[Vm-dev] historical memory sizes (was: PICs)

Jecel Assumpcao Jr. jecel at merlintec.com
Wed Jul 25 14:12:16 UTC 2018


Ben Coman wrote on Wed, 25 Jul 2018 12:36:18 +0800
> On 25 July 2018 at 08:00, Phil B wrote:
> > On Tue, Jul 24, 2018, 7:18 PM Jecel Assumpcao Jr. wrote:
> >>
> >> One of the papers in that list is the 1997 techical report "The Space
> >> Overhead of Customization". One of the reasons that Java won over Self
> >> was that its simple interpreter ran on 8MB machines that most of Sun's
> >> customers had while Self needed 24MB workstations which were rare (but
> >> would be very common just two years later). Part of that was due to
> >> compiling a new version of native code for every different type of
> >> receiver even if the different versions didn't really help.
> >>
> >
> > Just had to interject... are you sure about the year and RAM sizes below?
> >  If correct, was this a lowest common denominator RAM size or perhaps a
> > report from several years earlier?

Self 3/4 was indeed from 1993 to 1994 while they paper that did that
space analysis was from 1997. The decision to drop Self and TCL in favor
of Java was from late 1994 and cited the installed base at that time,
not the machines that were being sold then.
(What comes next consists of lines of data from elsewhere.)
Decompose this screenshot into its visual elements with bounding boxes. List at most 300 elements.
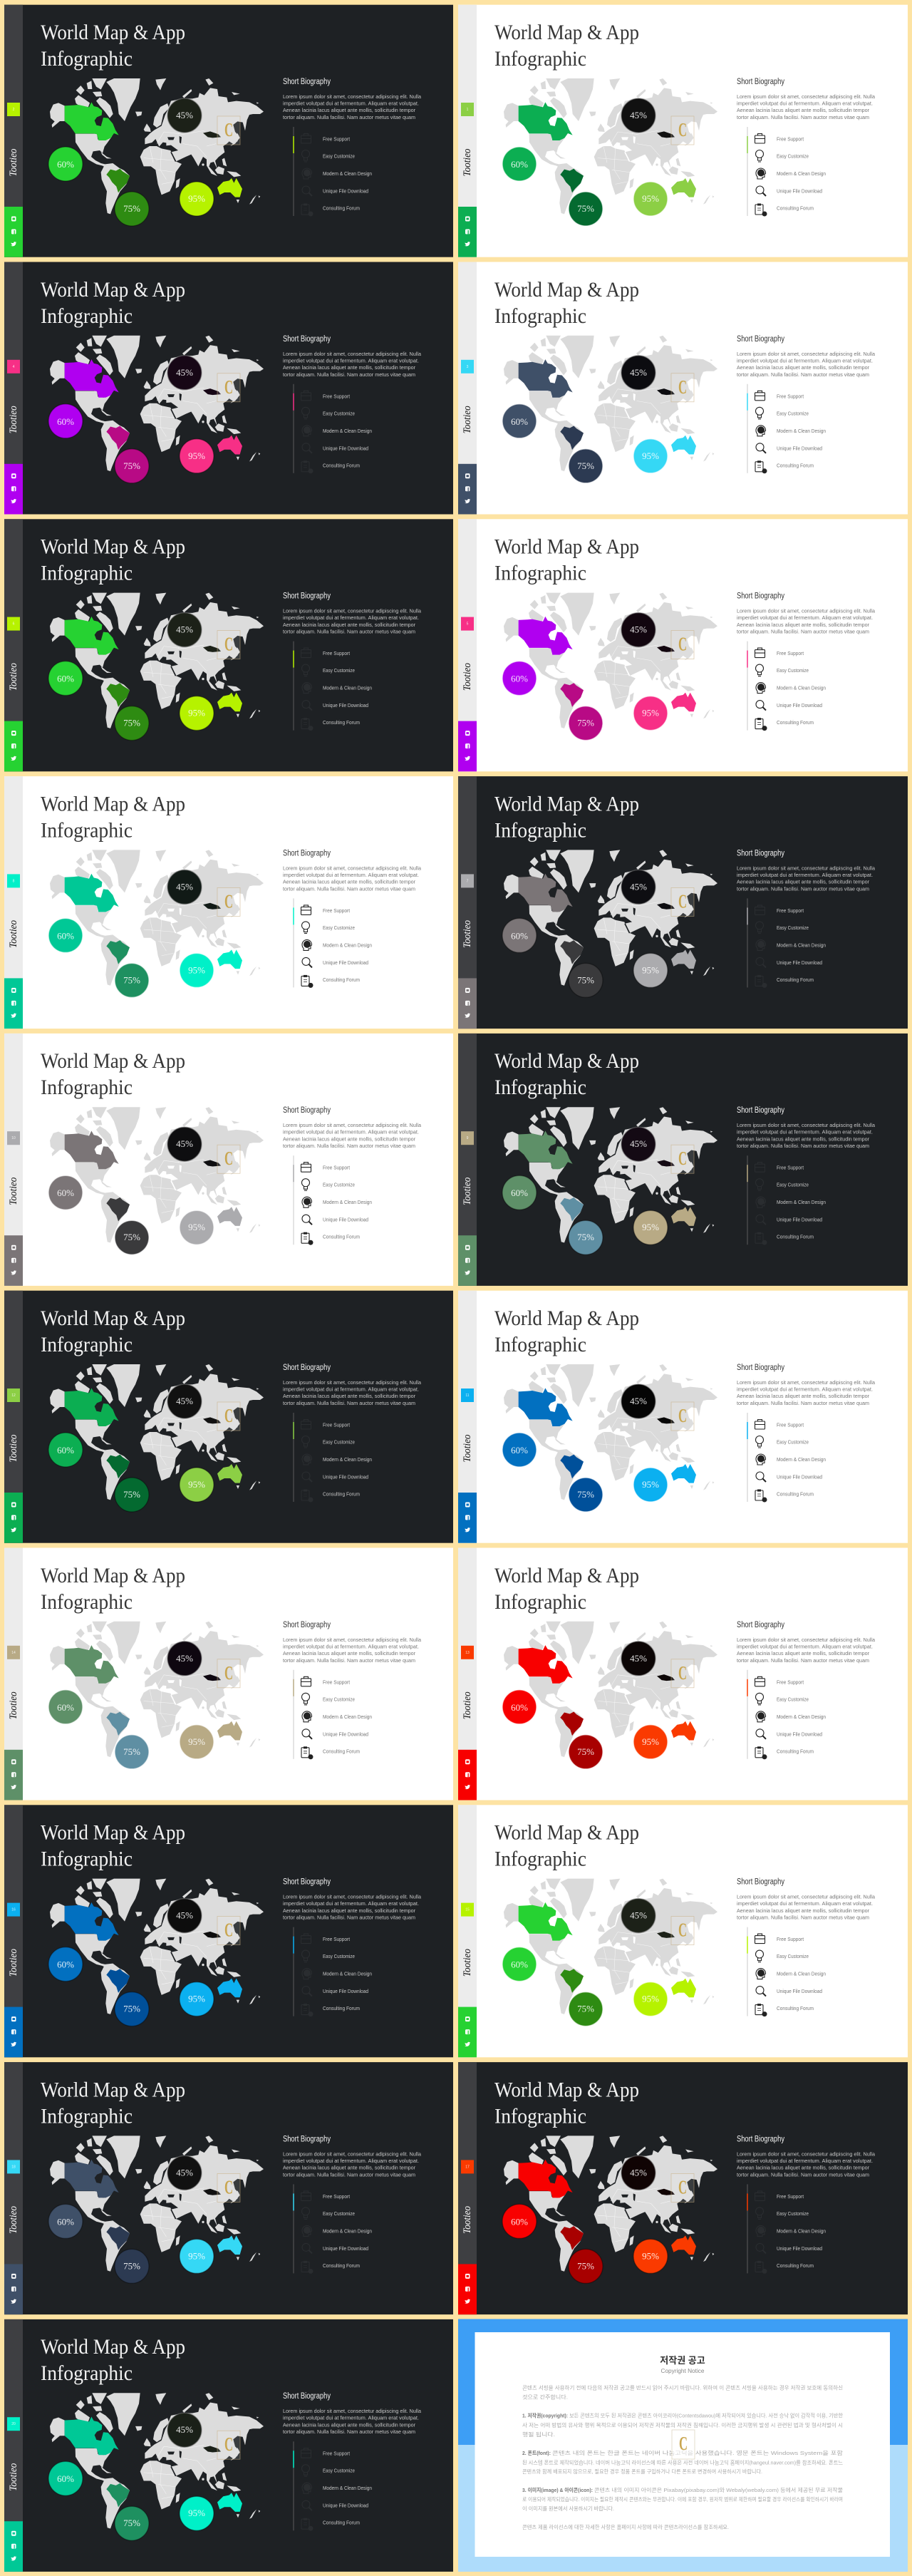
title: Infographic [41, 562, 133, 585]
short biography: tortor aliquam. Nulla facilisi. Nam auctor metus vitae quam [283, 2428, 415, 2435]
short biography: tortor aliquam. Nulla facilisi. Nam auctor metus vitae quam [283, 2171, 415, 2178]
panel: slide 11 dark green [4, 1291, 453, 1543]
percentage circles: 45% [630, 1910, 647, 1921]
short biography: Lorem ipsum dolor sit amet, consectetur adipiscing elit. Nulla [737, 865, 875, 871]
percentage circles: 60% [511, 1187, 528, 1198]
short biography: Short Biography [737, 2135, 784, 2143]
short biography: Lorem ipsum dolor sit amet, consectetur adipiscing elit. Nulla [283, 1122, 421, 1128]
percentage circles: 95% [188, 2250, 205, 2261]
short biography: imperdiet volutpat dui at fermentum. Aliquam erat volutpat. [283, 357, 419, 364]
panel: slide 14 light red [458, 1548, 908, 1800]
copyright body text: 콘텐츠 내의 폰트는 한글 폰트는 네이버 나눔고딕을 사용했습니다. 영문 폰트는 Windows System을 포함 [552, 2449, 843, 2456]
title [494, 1821, 639, 1871]
percentage circles [502, 613, 668, 741]
feature list: Modern & Clean Design [777, 170, 826, 177]
feature list: Consulting Forum [777, 2005, 814, 2011]
short biography: imperdiet volutpat dui at fermentum. Aliquam erat volutpat. [283, 1643, 419, 1649]
percentage circles: 45% [630, 1396, 647, 1406]
short biography: Short Biography [283, 2392, 331, 2401]
percentage circles: 45% [176, 881, 193, 892]
percentage circles [48, 2413, 214, 2540]
title [41, 1564, 185, 1614]
feature list: Easy Customize [323, 1953, 355, 1959]
title [494, 792, 639, 842]
feature list: Consulting Forum [777, 205, 814, 211]
feature list [747, 642, 826, 731]
short biography [737, 78, 875, 120]
feature list: Unique File Download [323, 2503, 368, 2509]
short biography [737, 592, 875, 635]
short biography: Short Biography [737, 1106, 784, 1115]
percentage circles: 95% [642, 450, 659, 461]
percentage circles: 75% [577, 2260, 594, 2271]
watermark: C [679, 2433, 688, 2454]
percentage circles: 75% [123, 2260, 140, 2271]
title: World Map & App [494, 1821, 639, 1845]
title: Infographic [41, 1333, 133, 1356]
feature list: Free Support [777, 1679, 804, 1685]
percentage circles: 60% [57, 2216, 74, 2227]
percentage circles [502, 2155, 668, 2283]
title: World Map & App [494, 1049, 639, 1073]
title: Infographic [41, 2361, 133, 2385]
sidebar: 12 [11, 1393, 16, 1398]
short biography: Lorem ipsum dolor sit amet, consectetur adipiscing elit. Nulla [283, 1637, 421, 1643]
title [494, 2078, 639, 2128]
sidebar: 4 [13, 365, 15, 369]
short biography: Aenean lacinia lacus aliquet ante mollis, sollicitudin tempor [283, 107, 416, 113]
feature list: Unique File Download [323, 2245, 368, 2252]
copyright body text: 것으로 간주합니다. [522, 2394, 568, 2401]
feature list: Modern & Clean Design [777, 428, 826, 434]
feature list: Consulting Forum [777, 1748, 814, 1754]
sidebar [4, 1548, 23, 1800]
title: Infographic [494, 1076, 586, 1099]
feature list [747, 384, 826, 473]
percentage circles: 45% [630, 1138, 647, 1149]
percentage circles [502, 98, 668, 226]
short biography: Lorem ipsum dolor sit amet, consectetur adipiscing elit. Nulla [283, 1894, 421, 1900]
copyright body text: 된 시스템 폰트로 제작되었습니다. 네이버 나눔고딕 라이선스에 따른 사용은 사전 네이버 나눔고딕 홈페이지(hangeul.naver.com)를 참조하세요. 폰트느 [522, 2459, 843, 2466]
percentage circles [48, 1642, 214, 1769]
percentage circles: 75% [123, 974, 140, 985]
short biography: Short Biography [737, 592, 784, 601]
copyright body text [522, 2384, 843, 2530]
panel: slide 1 dark lime [4, 5, 453, 257]
feature list: Easy Customize [323, 1182, 355, 1188]
short biography: tortor aliquam. Nulla facilisi. Nam auctor metus vitae quam [283, 1400, 415, 1406]
percentage circles [48, 2155, 214, 2283]
feature list: Consulting Forum [323, 719, 360, 726]
percentage circles [502, 1384, 668, 1512]
short biography: tortor aliquam. Nulla facilisi. Nam auctor metus vitae quam [283, 114, 415, 120]
percentage circles: 45% [630, 2167, 647, 2178]
feature list: Unique File Download [777, 2245, 822, 2252]
feature list: Modern & Clean Design [777, 942, 826, 948]
short biography: Short Biography [737, 849, 784, 857]
short biography: Short Biography [283, 1621, 331, 1629]
feature list: Free Support [323, 907, 350, 914]
world map [504, 78, 717, 214]
feature list: Easy Customize [323, 410, 355, 416]
short biography: imperdiet volutpat dui at fermentum. Aliquam erat volutpat. [737, 872, 873, 878]
feature list: Free Support [323, 1936, 350, 1942]
panel: slide 17 dark slate [4, 2062, 453, 2314]
sidebar: Tootieo [462, 148, 473, 177]
short biography: Lorem ipsum dolor sit amet, consectetur adipiscing elit. Nulla [737, 1894, 875, 1900]
feature list: Easy Customize [777, 153, 809, 160]
sidebar: Tootieo [462, 1434, 473, 1463]
percentage circles: 75% [123, 203, 140, 214]
copyright body text: 행될 됩니다. [522, 2431, 555, 2438]
title: World Map & App [494, 21, 639, 44]
percentage circles: 95% [642, 2250, 659, 2261]
short biography: imperdiet volutpat dui at fermentum. Aliquam erat volutpat. [737, 100, 873, 107]
feature list [294, 384, 372, 473]
sidebar: Tootieo [8, 663, 19, 691]
title: World Map & App [494, 1307, 639, 1330]
short biography: Short Biography [283, 1106, 331, 1115]
percentage circles: 45% [176, 2424, 193, 2435]
world map [50, 336, 264, 471]
title: Infographic [494, 304, 586, 328]
title: World Map & App [41, 535, 185, 559]
short biography: tortor aliquam. Nulla facilisi. Nam auctor metus vitae quam [737, 1915, 869, 1921]
short biography: Aenean lacinia lacus aliquet ante mollis, sollicitudin tempor [283, 1650, 416, 1657]
title [494, 535, 639, 585]
short biography: Aenean lacinia lacus aliquet ante mollis, sollicitudin tempor [737, 622, 870, 628]
feature list: Easy Customize [777, 1438, 809, 1446]
percentage circles: 75% [577, 203, 594, 214]
feature list: Free Support [323, 1679, 350, 1685]
title: World Map & App [41, 278, 185, 302]
sidebar: 17 [465, 2165, 470, 2169]
copyright body text: 이 이미지를 원본에서 사용하시기 바랍니다. [522, 2505, 614, 2512]
short biography [283, 2135, 421, 2178]
percentage circles [502, 1127, 668, 1254]
feature list: Easy Customize [323, 2468, 355, 2474]
percentage circles: 45% [630, 624, 647, 635]
feature list: Consulting Forum [323, 1234, 360, 1240]
short biography [283, 1106, 421, 1149]
sidebar: Tootieo [462, 919, 473, 948]
short biography: Lorem ipsum dolor sit amet, consectetur adipiscing elit. Nulla [737, 93, 875, 100]
short biography: imperdiet volutpat dui at fermentum. Aliquam erat volutpat. [283, 1386, 419, 1393]
percentage circles [48, 1384, 214, 1512]
percentage circles: 95% [188, 1479, 205, 1490]
title: Infographic [41, 1590, 133, 1614]
percentage circles [48, 1127, 214, 1254]
percentage circles: 45% [176, 367, 193, 378]
copyright heading: 저작권 공고 [660, 2355, 705, 2366]
title: Infographic [41, 304, 133, 328]
sidebar: 9 [467, 1136, 469, 1140]
short biography: tortor aliquam. Nulla facilisi. Nam auctor metus vitae quam [283, 629, 415, 635]
feature list [747, 2184, 826, 2274]
feature list: Unique File Download [323, 1217, 368, 1223]
sidebar: 6 [13, 622, 15, 627]
percentage circles [48, 613, 214, 741]
short biography: Lorem ipsum dolor sit amet, consectetur adipiscing elit. Nulla [737, 351, 875, 357]
percentage circles: 95% [642, 708, 659, 718]
short biography [737, 2135, 875, 2178]
world map [504, 850, 717, 986]
short biography: tortor aliquam. Nulla facilisi. Nam auctor metus vitae quam [737, 1143, 869, 1149]
feature list: Consulting Forum [777, 977, 814, 983]
short biography: Lorem ipsum dolor sit amet, consectetur adipiscing elit. Nulla [283, 351, 421, 357]
feature list [747, 898, 826, 988]
feature list [294, 1670, 372, 1759]
short biography: tortor aliquam. Nulla facilisi. Nam auctor metus vitae quam [737, 114, 869, 120]
feature list: Easy Customize [323, 1438, 355, 1446]
feature list: Easy Customize [777, 1182, 809, 1188]
sidebar [4, 262, 23, 515]
feature list: Free Support [323, 393, 350, 399]
feature list: Free Support [323, 1165, 350, 1171]
short biography: tortor aliquam. Nulla facilisi. Nam auctor metus vitae quam [737, 2171, 869, 2178]
feature list [747, 1155, 826, 1245]
sidebar [458, 1805, 477, 2057]
percentage circles: 75% [123, 1232, 140, 1242]
feature list: Unique File Download [323, 1731, 368, 1737]
feature list: Easy Customize [777, 2210, 809, 2217]
feature list: Consulting Forum [323, 977, 360, 983]
percentage circles: 95% [188, 1736, 205, 1747]
percentage circles: 75% [123, 2518, 140, 2528]
panel: slide 6 light purple [458, 519, 908, 771]
percentage circles: 95% [642, 1222, 659, 1232]
feature list [294, 1413, 372, 1503]
sidebar: 11 [465, 1393, 470, 1398]
sidebar [458, 262, 477, 515]
short biography [737, 1621, 875, 1664]
feature list: Unique File Download [777, 445, 822, 451]
short biography: Aenean lacinia lacus aliquet ante mollis, sollicitudin tempor [283, 1393, 416, 1399]
percentage circles: 60% [511, 1702, 528, 1713]
short biography: imperdiet volutpat dui at fermentum. Aliquam erat volutpat. [737, 357, 873, 364]
sidebar [4, 519, 23, 771]
title: World Map & App [41, 2078, 185, 2101]
short biography: Lorem ipsum dolor sit amet, consectetur adipiscing elit. Nulla [283, 2150, 421, 2157]
feature list [294, 1927, 372, 2016]
short biography [283, 1878, 421, 1921]
title [494, 1307, 639, 1356]
short biography: imperdiet volutpat dui at fermentum. Aliquam erat volutpat. [283, 1129, 419, 1135]
title: World Map & App [494, 278, 639, 302]
sidebar [4, 776, 23, 1029]
title: World Map & App [494, 535, 639, 559]
percentage circles: 75% [577, 1489, 594, 1500]
percentage circles: 60% [511, 159, 528, 170]
title: Infographic [494, 2104, 586, 2128]
panel: slide 2 light green [458, 5, 908, 257]
sidebar: Tootieo [8, 2205, 19, 2234]
world map [504, 1622, 717, 1757]
sidebar: 20 [11, 2422, 16, 2426]
title [41, 1049, 185, 1099]
feature list: Free Support [323, 135, 350, 143]
percentage circles: 60% [57, 674, 74, 684]
feature list: Modern & Clean Design [323, 942, 372, 948]
panel: slide 7 light teal [4, 776, 453, 1029]
feature list: Easy Customize [323, 667, 355, 674]
sidebar: Tootieo [462, 1177, 473, 1205]
percentage circles: 60% [511, 930, 528, 941]
short biography [283, 849, 421, 892]
title: World Map & App [41, 2335, 185, 2359]
feature list: Free Support [777, 1165, 804, 1171]
short biography: imperdiet volutpat dui at fermentum. Aliquam erat volutpat. [283, 614, 419, 621]
percentage circles: 45% [176, 2167, 193, 2178]
title [494, 1564, 639, 1614]
short biography: Aenean lacinia lacus aliquet ante mollis, sollicitudin tempor [283, 879, 416, 885]
sidebar: Tootieo [8, 919, 19, 948]
short biography: Lorem ipsum dolor sit amet, consectetur adipiscing elit. Nulla [737, 1379, 875, 1386]
title [41, 1821, 185, 1871]
percentage circles: 45% [176, 1653, 193, 1664]
short biography: tortor aliquam. Nulla facilisi. Nam auctor metus vitae quam [737, 885, 869, 892]
feature list: Consulting Forum [323, 2520, 360, 2526]
feature list: Easy Customize [777, 667, 809, 674]
sidebar: Tootieo [462, 1691, 473, 1719]
feature list: Unique File Download [777, 1988, 822, 1994]
sidebar: Tootieo [462, 1949, 473, 1977]
feature list: Unique File Download [777, 1474, 822, 1480]
short biography [737, 1364, 875, 1406]
short biography [737, 335, 875, 378]
percentage circles [502, 356, 668, 483]
feature list: Easy Customize [777, 1696, 809, 1702]
short biography: Short Biography [737, 78, 784, 86]
feature list: Unique File Download [323, 702, 368, 709]
percentage circles: 95% [188, 2508, 205, 2518]
short biography: imperdiet volutpat dui at fermentum. Aliquam erat volutpat. [283, 100, 419, 107]
short biography: Short Biography [283, 849, 331, 857]
sidebar: 10 [11, 1136, 16, 1140]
> > I remember in 1997 (might have been early '98) buying a Sun Ultrasparc 2
> > with 256MB RAM for work (for a workstation, not our servers which had far
> >  more) and having 192MB RAM in one of my machines at home.  Seems
> > strange that 'most' of Sun's customers would be at 8 meg in that timeframe
> > as 16-32 was fairly common even on PCs on the low end of what I was working
> > with.
> 
> I got curious...
> 1993 = 66-MHz machine 16MB RAM
> 1997 = 233-MHz machine 64MB RAM
> 1999 = 500-MHz machine 128MB RAM
> https://www.pcmag.com/article2/0,2817,2390914,00.asp

When I talk to students about researching computer history, I always
caution them to take old magazines with a grain of salt. I point out
that these tend to focus on the very best products and not what typical
people actually bought. If they looked at car magazines, for example,
they might conclude that in 1978 everone was driving around in Ferraris
and BMWs.

And like I said above, you have to take into account that most computers
at any moment in time are older models and not what is being sold then.

Though we like to make graphs that show smooth growth in computer
history, that isn't always the case. For disks, for example, we got
stuck with 5 and 10MB for nearly half a decade before stepping up to
20MB (and then a quick jump to 30MB with the switch from MFM to RLL).
Soon after that an exponential growth started that is still going on
today.

In the same way, two factors slowed down memory size growth between the
late 1980s and early 1990s. One was the antidumping actions by the US
against Japanese companies and on PCs there was a problem that people
didn't have software that could use more than 1MB even if they were
buying machines with 4MB. Workstations and Macs (and Ataris and Amigas)
didn't have that problem nor did PCs after Windows 3.1 become popular.